Ich fühle mit dir, wenn ich dich so sehe und spüre, leide und weine auch mit dir, bis du wieder aufstehst, in der Welt.

Zum mitschreiben  – Jeden Tag eine Stufe?

112 Stufen hat die Holsteiner Treppe in Wuppertal, verteilt auf 9 Absätze. Seit Jahren sind sie im Rahmen eines Kunstprojektes in bunt gehalten und eine jede ist mit einem Begriff, einem Wort beschriftet.

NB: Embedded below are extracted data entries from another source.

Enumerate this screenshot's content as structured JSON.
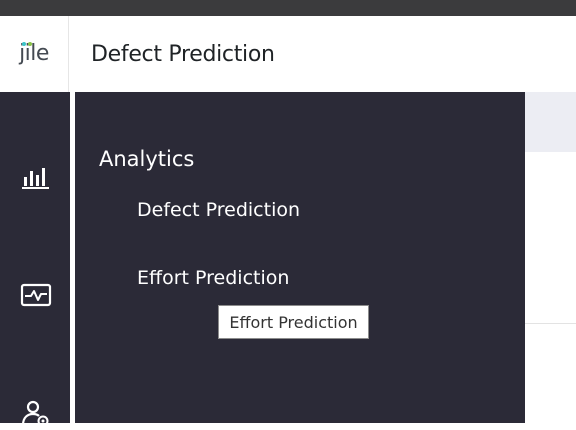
{
  "app": {
    "logo_text": "jile",
    "logo_dot_colors": [
      "#3cc4c9",
      "#8bc34a"
    ],
    "page_title": "Defect Prediction"
  },
  "rail": {
    "icons": [
      "bar-chart-icon",
      "activity-monitor-icon",
      "user-settings-icon"
    ]
  },
  "flyout": {
    "heading": "Analytics",
    "items": [
      {
        "label": "Defect Prediction"
      },
      {
        "label": "Effort Prediction"
      }
    ]
  },
  "tooltip": {
    "text": "Effort Prediction"
  },
  "colors": {
    "top_strip": "#3b3b3d",
    "nav_background": "#2b2a37",
    "nav_text": "#ffffff",
    "content_tabbar": "#ecedf3"
  }
}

https://www.horst-glaesker.de/Galerie/Fullscreen_Kunst_Raum/Scala.html

©wupperpostille_aka_grinsekatzoelberg

Mittwoch, 210106

Das Ende der so genannten Rauh-Nächte – sie schenkten mir eine Menge Träume, die mir wieder einmal zeigten, wo es noch etwas zu tun gibt, in mir. Und – beschenkten mich mit dem heutigen ersten Arbeitstag im neuen Jahr. Wie das so schmeckt, mag sich ein jeder selbst vorstellen – jedenfalls läuft alles noch, in alter Frische. Kein Grund zur Klage, ich habe trocken, warm und prinzipiell auch die Zeit, die ich brauche. Wären nicht die 85 Dezibel Dauerbeschallung, ich wäre stumm vor Glück und nicht, weil mich eh keiner hören kann.

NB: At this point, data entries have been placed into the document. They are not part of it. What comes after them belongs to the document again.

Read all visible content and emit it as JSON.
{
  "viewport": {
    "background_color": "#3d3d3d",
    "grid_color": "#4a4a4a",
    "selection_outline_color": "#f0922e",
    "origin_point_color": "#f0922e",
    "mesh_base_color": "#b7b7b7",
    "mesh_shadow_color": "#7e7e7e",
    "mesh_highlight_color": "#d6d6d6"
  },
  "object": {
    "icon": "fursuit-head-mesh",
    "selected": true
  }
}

Sonst so? Es gibt ein neues Wort in meinem Leben: Aplomb, im Sinne von aufrecht, gerade oder auch mit Nachdruck. Gefunden in dem Roman von Hellmut Krausser, Einsamkeit und Sex und Mitleid, den ich mir besorgt habe, nachdem ich neulich auf einen alten Blogeintrag von mir gestoßen bin (die Klickzahlen machten mich stutzig, offenbar ein ansprechender Titel). Das Buch ist wesentlich umfangreicher als der Film, feinste, kräftige, das Herz berührende Prosa. Sehr zu empfehlen!